Now, before you move on, it's about organisation
first that you set up. Then you memorise.
In that way you have created containers or compartments
in which you can then fill it up with details.
Okay. But first, take a look at the skeleton of
the outline here. Important growth factors,
think about where you are. Close your eyes. Conceptualize.
These are growth factors that are going to work in excess.
And when they do, they are going to then stimulate the
receptors in excess, you are going to have increased
signal transduction down to the nucleus and obviously may
result in increased growth. The first growth that you will
be responsible for is called a FGF. A fibroblast growth
factor. And this might be associated with HST-1
that you will have to memorise. And brings us to stomach
cancers. INT-2 is a FGF. Fibroblast growth factors.
Another detail. And this could be associated with many types
of cancers. And the big one that you definitely want to know,
is this one. A growth factor PDGF associated with SIS and the
type of cancer this is associated with will be gliomas.
In other words, astrocytoma. When we talk about neuropathology
under astrocytoma there will be two major astrocytomas
that you will be responsible for. One in fact will be glioblastoma
multiforme. The other one being palisidic type of neuroglioma.
Our next category would be what does a growth factor
bind to. A receptor. So these are receptors that
have now become independant autonomous of any control
whatsoever. Now these receptors are working in great excess
or in great stimulation. And now you can imagine, with autonomous
receptor activity that there will be increased signal transduction
down to the nucleus. Our big one here will be ERB-B1 and ERB-B2.
ERB-B1 and ERB-B2. ERB-B1 well, we have epidermal growth factor
receptor. And ERB-B1 is specific for squamous cell cancer of
the lung and that you have to know. Then we have ERB-B2.
How many breast do you have? Two. The other name for this
is also Her2/neu. This is the epidermal growth factor receptor
that you want to know and it's association with breast
cancer more so. You have two major epidermal growth factor
receptors. ERB-B1 and ERB-B2. Make sure you know about
lung and breast respectively. Then you have another
growth factor receptor and this is RET. Now with RET,
it's a glial neurotrophic factor receptor. Glial.
RET is associated with medullary cancer of the thyroid.

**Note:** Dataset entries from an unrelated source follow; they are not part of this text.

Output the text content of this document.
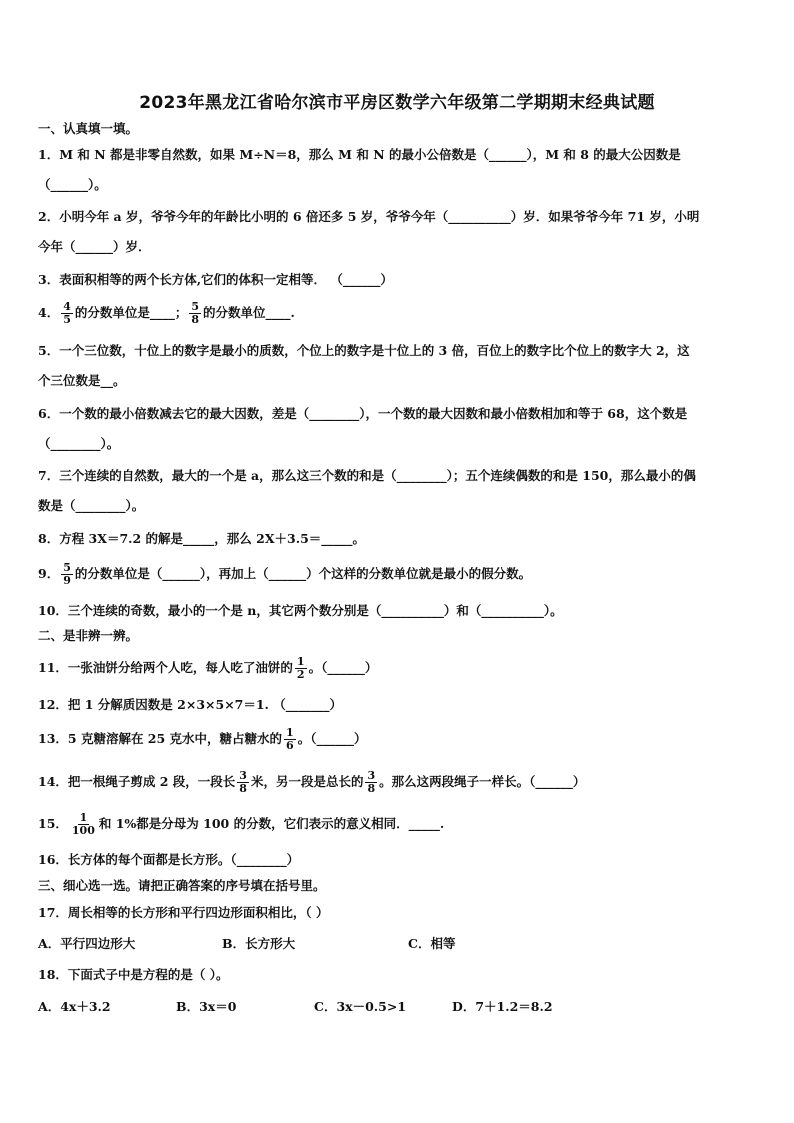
2023年黑龙江省哈尔滨市平房区数学六年级第二学期期末经典试题
一、认真填一填。
1．M 和 N 都是非零自然数，如果 M÷N＝8，那么 M 和 N 的最小公倍数是（______），M 和 8 的最大公因数是
（______）。
2．小明今年 a 岁，爷爷今年的年龄比小明的 6 倍还多 5 岁，爷爷今年（__________）岁．如果爷爷今年 71 岁，小明
今年（______）岁．
3．表面积相等的两个长方体,它们的体积一定相等． （______）
4． $\frac{4}{5}$ 的分数单位是____； $\frac{5}{8}$ 的分数单位____.
5．一个三位数，十位上的数字是最小的质数，个位上的数字是十位上的 3 倍，百位上的数字比个位上的数字大 2，这
个三位数是__。
6．一个数的最小倍数减去它的最大因数，差是（________），一个数的最大因数和最小倍数相加和等于 68，这个数是
（________）。
7．三个连续的自然数，最大的一个是 a，那么这三个数的和是（________）；五个连续偶数的和是 150，那么最小的偶
数是（________）。
8．方程 3X＝7.2 的解是_____，那么 2X＋3.5＝_____。
9． $\frac{5}{9}$ 的分数单位是（______），再加上（______）个这样的分数单位就是最小的假分数。
10．三个连续的奇数，最小的一个是 n，其它两个数分别是（__________）和（__________）。
二、是非辨一辨。
11．一张油饼分给两个人吃，每人吃了油饼的 $\frac{1}{2}$ 。（______）
12．把 1 分解质因数是 2×3×5×7＝1. （_______）
13．5 克糖溶解在 25 克水中，糖占糖水的 $\frac{1}{6}$ 。（______）
14．把一根绳子剪成 2 段，一段长 $\frac{3}{8}$ 米，另一段是总长的 $\frac{3}{8}$ 。那么这两段绳子一样长。（______）
15． $\frac{1}{100}$ 和 1%都是分母为 100 的分数，它们表示的意义相同．_____.
16．长方体的每个面都是长方形。（________）
三、细心选一选。请把正确答案的序号填在括号里。
17．周长相等的长方形和平行四边形面积相比，（ ）
A．平行四边形大	B．长方形大	C．相等
18．下面式子中是方程的是（ ）。
A．4x＋3.2	B．3x＝0	C．3x－0.5>1	D．7＋1.2＝8.2
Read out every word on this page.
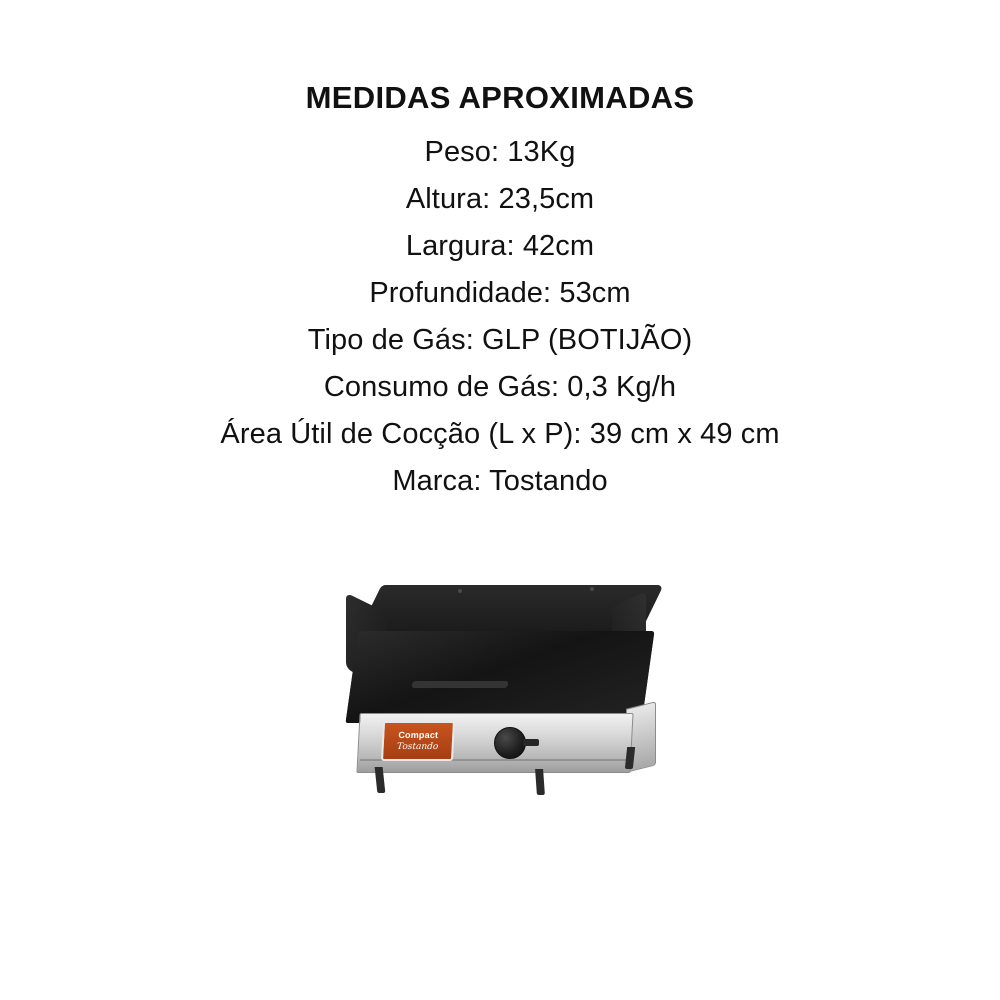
MEDIDAS APROXIMADAS
Peso: 13Kg
Altura: 23,5cm
Largura: 42cm
Profundidade: 53cm
Tipo de Gás: GLP (BOTIJÃO)
Consumo de Gás: 0,3 Kg/h
Área Útil de Cocção (L x P): 39 cm x 49 cm
Marca: Tostando
Compact
Tostando
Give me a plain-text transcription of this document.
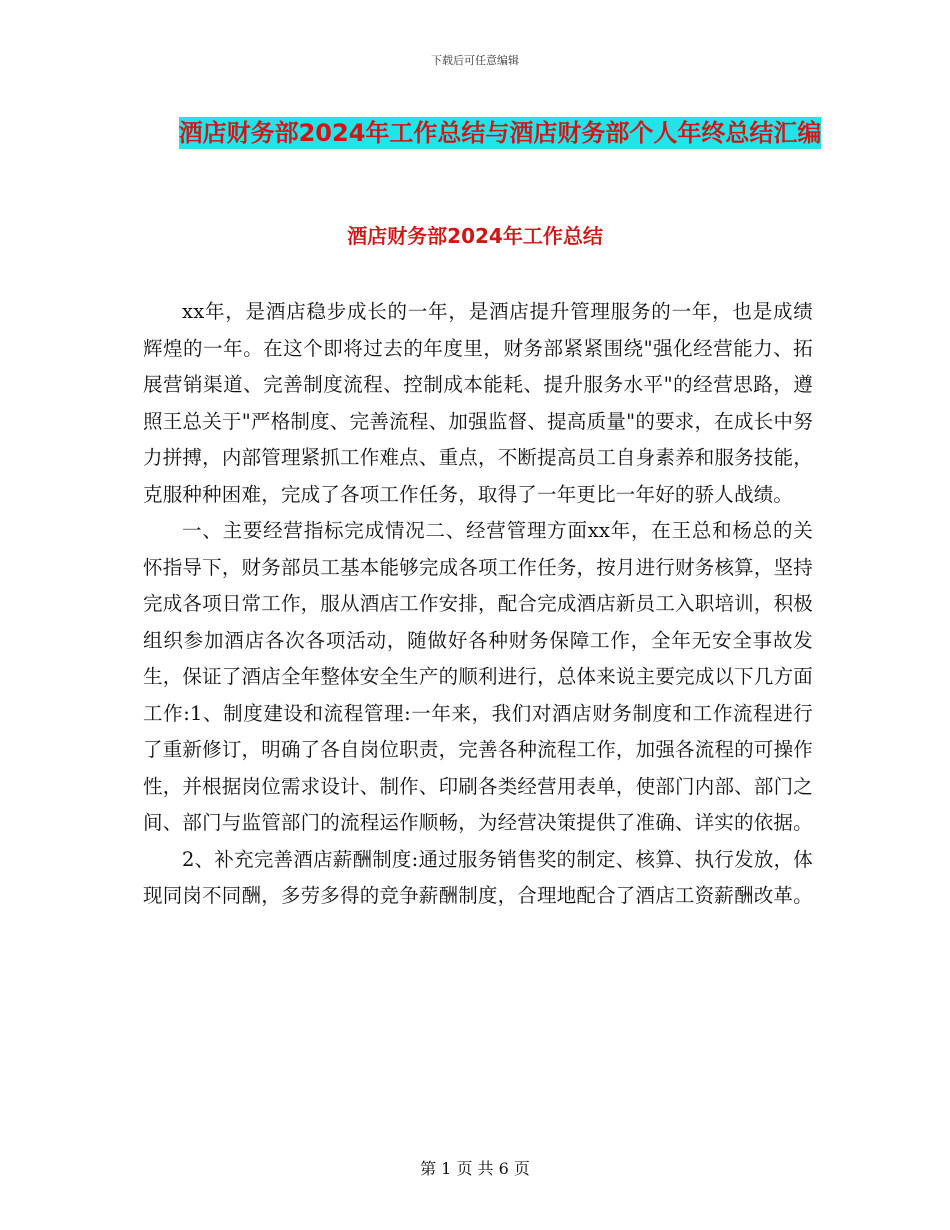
下载后可任意编辑
酒店财务部2024年工作总结与酒店财务部个人年终总结汇编
酒店财务部2024年工作总结

xx年，是酒店稳步成长的一年，是酒店提升管理服务的一年，也是成绩辉煌的一年。在这个即将过去的年度里，财务部紧紧围绕"强化经营能力、拓展营销渠道、完善制度流程、控制成本能耗、提升服务水平"的经营思路，遵照王总关于"严格制度、完善流程、加强监督、提高质量"的要求，在成长中努力拼搏，内部管理紧抓工作难点、重点，不断提高员工自身素养和服务技能，克服种种困难，完成了各项工作任务，取得了一年更比一年好的骄人战绩。

一、主要经营指标完成情况二、经营管理方面xx年，在王总和杨总的关怀指导下，财务部员工基本能够完成各项工作任务，按月进行财务核算，坚持完成各项日常工作，服从酒店工作安排，配合完成酒店新员工入职培训，积极组织参加酒店各次各项活动，随做好各种财务保障工作，全年无安全事故发生，保证了酒店全年整体安全生产的顺利进行，总体来说主要完成以下几方面工作:1、制度建设和流程管理:一年来，我们对酒店财务制度和工作流程进行了重新修订，明确了各自岗位职责，完善各种流程工作，加强各流程的可操作性，并根据岗位需求设计、制作、印刷各类经营用表单，使部门内部、部门之间、部门与监管部门的流程运作顺畅，为经营决策提供了准确、详实的依据。

2、补充完善酒店薪酬制度:通过服务销售奖的制定、核算、执行发放，体现同岗不同酬，多劳多得的竞争薪酬制度，合理地配合了酒店工资薪酬改革。

第 1 页 共 6 页
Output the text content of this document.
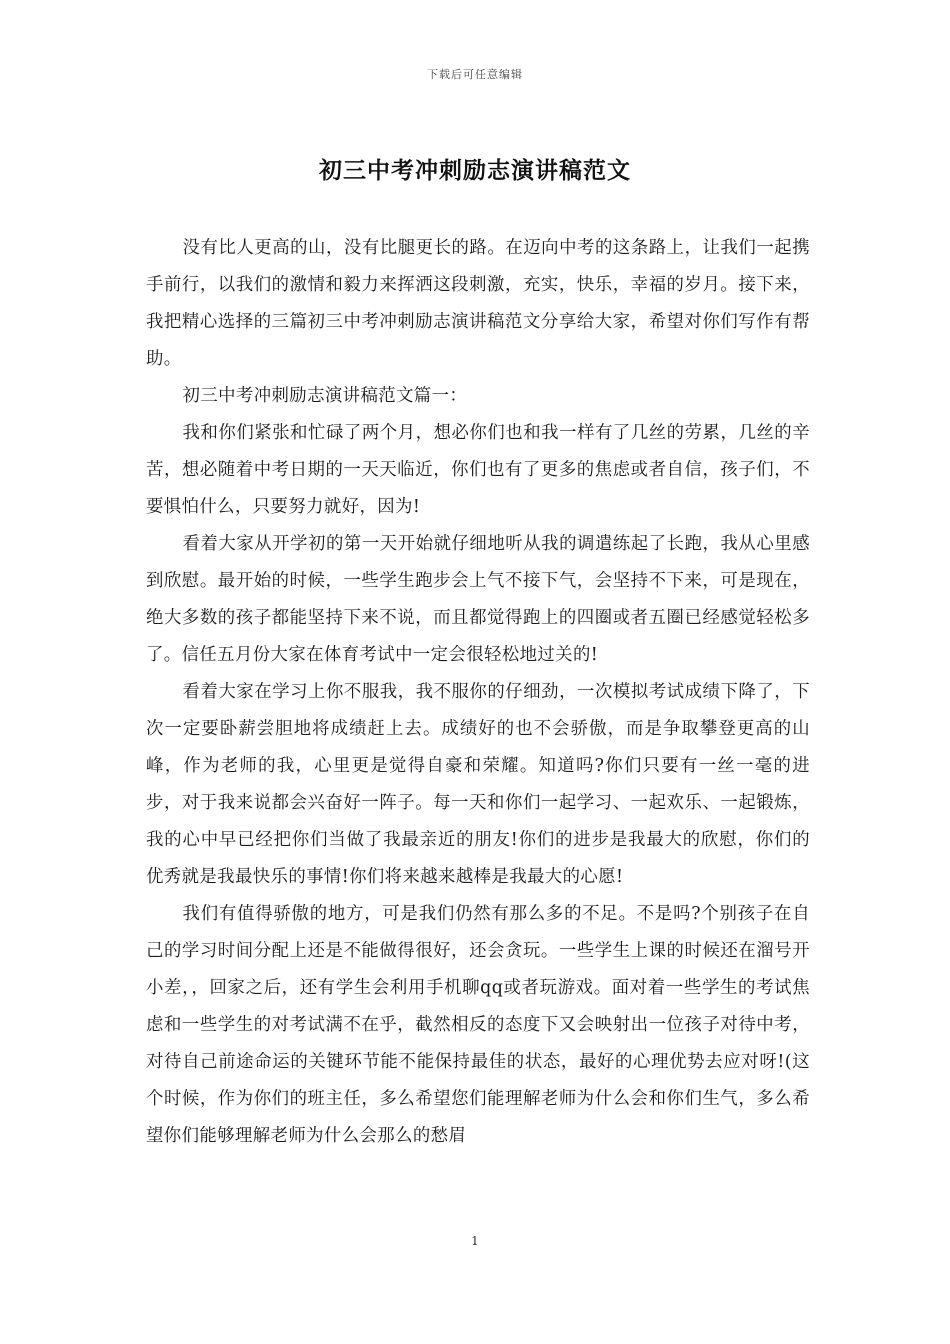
下载后可任意编辑
初三中考冲刺励志演讲稿范文

没有比人更高的山，没有比腿更长的路。在迈向中考的这条路上，让我们一起携手前行，以我们的激情和毅力来挥洒这段刺激，充实，快乐，幸福的岁月。接下来，我把精心选择的三篇初三中考冲刺励志演讲稿范文分享给大家，希望对你们写作有帮助。

初三中考冲刺励志演讲稿范文篇一：

我和你们紧张和忙碌了两个月，想必你们也和我一样有了几丝的劳累，几丝的辛苦，想必随着中考日期的一天天临近，你们也有了更多的焦虑或者自信，孩子们，不要惧怕什么，只要努力就好，因为!

看着大家从开学初的第一天开始就仔细地听从我的调遣练起了长跑，我从心里感到欣慰。最开始的时候，一些学生跑步会上气不接下气，会坚持不下来，可是现在，绝大多数的孩子都能坚持下来不说，而且都觉得跑上的四圈或者五圈已经感觉轻松多了。信任五月份大家在体育考试中一定会很轻松地过关的!

看着大家在学习上你不服我，我不服你的仔细劲，一次模拟考试成绩下降了，下次一定要卧薪尝胆地将成绩赶上去。成绩好的也不会骄傲，而是争取攀登更高的山峰，作为老师的我，心里更是觉得自豪和荣耀。知道吗?你们只要有一丝一毫的进步，对于我来说都会兴奋好一阵子。每一天和你们一起学习、一起欢乐、一起锻炼，我的心中早已经把你们当做了我最亲近的朋友!你们的进步是我最大的欣慰，你们的优秀就是我最快乐的事情!你们将来越来越棒是我最大的心愿!

我们有值得骄傲的地方，可是我们仍然有那么多的不足。不是吗?个别孩子在自己的学习时间分配上还是不能做得很好，还会贪玩。一些学生上课的时候还在溜号开小差，，回家之后，还有学生会利用手机聊qq或者玩游戏。面对着一些学生的考试焦虑和一些学生的对考试满不在乎，截然相反的态度下又会映射出一位孩子对待中考，对待自己前途命运的关键环节能不能保持最佳的状态，最好的心理优势去应对呀!(这个时候，作为你们的班主任，多么希望您们能理解老师为什么会和你们生气，多么希望你们能够理解老师为什么会那么的愁眉

1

Well found often with MEN IIa and IIb. Oncogenes and now
signal transduction. We have t(9;22) being our second
major translocation in this topic. And with t(9;22)
you must know that it is a BCR-ABL fusion protein. Memorise
that. Do not get BCR confused with BCL2. Students often do that.
Do not do it anymore. With t(9;22) I told you apart from CML, chronic
myelogenous leukaemia, where the median age for this would be?
40s. ALL, acute lymphoblastic leukaemia the most common
cause of leukaemia in a child. Both associated with
Philadelphia chromosome, BCR-ABL, this then codes for? Good.
RTK, or in other words or non-receptor tyrosine kinase.
At least know the operative word TK. Tyrosine Kinase. K-RAS
really the foundation here is RAS. I have mentioned this a few times
I promise, I will go into detail. We have to. RAS is coupled
with? I asked you kindly to memorise RAS is committed to what
GTP. Once again, RAS associated with GTP. For henceforth, if
you want, you may want to pronounce or spell pancreas as
pancRAS, if that helps you. But we have pancreas and we
have the colon being two major cancers, with K-RAS.
You can have other RAS's as well including H-RAS and also
N-RAS and as we continue through our course in pathology,
I will tell you where H-RAS is associated with. And
N-RAS is already dealing with our 'N' as in Neuro.
Here we will take a look at nuclear reactors. We are down in
the nucleus. We have C-myc and this are working within the nucleus,
bringing about Burkitt lymphoma. 'L' as in L-myc would be for?
Lung. And more so with small cell lung cancer. And then 'N',
as in neuro, neuroblastoma. Take a look at what happened here.
We have N-myc and it is then being placed next to these HSR.
And this regions that N-myc might be associated next to would
then cause gene amplification. And that you have to know.
So take a look at that N-myc and next to HSR
then causes major gene amplification.
Our next topic takes us into cell cycle regulators. Within
the cell cycle regulator, I will focus upon cyclin D
as being a separate topic, I have to. But anytime that you
see cyclin D, these are within the cell and within the cell
cycle we will talk about further with tumor suppressor
genes. And I will walk you through in great detail
the exact mechanism as to how cyclin D is going to promote
a cell to be or remain within a cell cycle forever more.
And cyclin D positive to you, at least memorise mantle cell
lymphoma. And this translocation here would be t(11;14).
What's that chromosome 14 represent to you?
It represents immunoglobulin heavy chain.